Ritrovare l’equilibrio con l’ippoterapia

Intervista a Ilaria Fiorentini, operatore tecnico della riabilitazione equestre.

Cosa si intende per Ippoterapia o Terapia Assistita con il cavallo?

Le Terapie assistite con il cavallo sono un insieme di tecniche riabilitative che, grazie all’ausilio del cavallo, permettono di ottenere dei miglioramenti a livello cognitivo, sensoriale e neuromotorio.

Perchè il cavallo si presta così bene all’impiego in terapie riabilitative?

Per prima cosa mi piace ricordare sempre che il cavallo non giudica chi ha di fronte e questo è molto importante per stabilire una relazione con l’uomo, soprattutto nei casi cui sia presente una disabilità. Inoltre il cavallo permette di avere uno scambio empatico ed emozionale con l’uomo: grazie alla comunicazione non verbale c’è una maggiore consapevolezza emozionale.

Come si svolgono, in linea generale, le sessioni di Ippoterapia?

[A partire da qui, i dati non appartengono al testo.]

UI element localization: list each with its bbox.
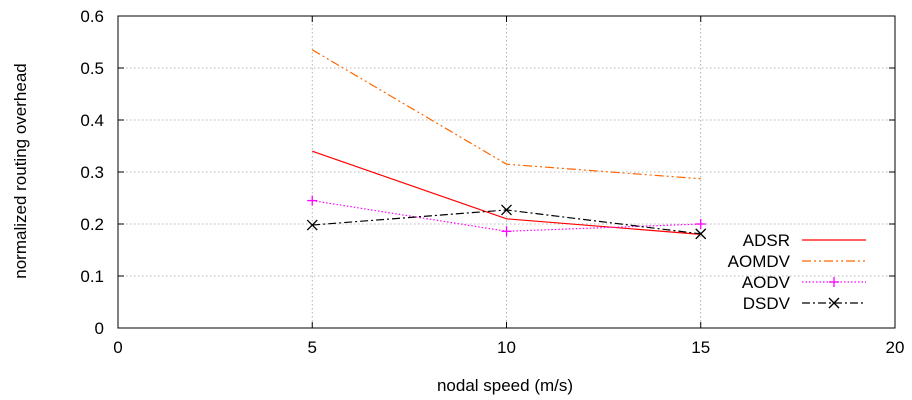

È molto difficile standardizzare un’attività assistita con il cavallo poiché è necessario strutturare le sedute in base alle problematiche e abilità delle varie persone. Posso dirti però, in linea generale, che ritengo sia di fondamentale importanza la fase inziale della seduta la quale avviene in scuderia e in cui “da terra” avviene il primo contatto tra la persona ed il cavallo. Questa fase inziale, che prende il nome di grooming in cui la persona prepara il cavallo per la lezione è un momento molto significativo in cui attraverso il tatto, si instaura la  prima interazione tra il cavallo e l’uomo. Pulire e sellare il cavallo, oltre a migliorare le abilità di motricità fine e la coordinazione, permette di sperimentare la sensazione di prendersi cura dell’altro. Una volta pulito e sellato il cavallo, ci si reca nel maneggio e in base alla situazione, una volta in sella, vengono svolti esercizi per migliorare sia le abilità motorie che psichiche della persona. Infine, si ritorna in scuderia dove il cavallo viene dissellato e ringraziato con delle carezze e un piccolo premio goloso, come carote e zuccherini. Quest’ultima fase, apparentemente banale, si rivela spesso molto importante poiché, attraverso il dialogo con la persona, è possibile verbalizzare i vissuti emotivi emersi durante la lezione.

Si può fare a qualsiasi età?

Sì, a partire dai 3 anni!

Quali benefici si possono riscontrare?

I benefici sono numerevoli sia a livello fisico che psicologico: migliora la coordinazione, la postura, la motricità fine, la concezione spazio temporale, la percezione di sé e del proprio corpo, le abilità esecutive, i livelli di attenzione e di vigilanza, la memoria e le capacità di problem solving. In più, svolgere queste attività all’aria aperta e non nei classici ambienti chiusi delle strutture riabilitative fa si che ci sia un coinvolgimento più positivo della persona.

È utile anche per soggetti disabili o con deficit cognitivi?

Assolutamente si! Per quanto riguarda i deficit cognitivi, come dicevo prima, montare a cavallo migliora la memoria, l’apprendimento, l’attenzione e le capacità di problem solving.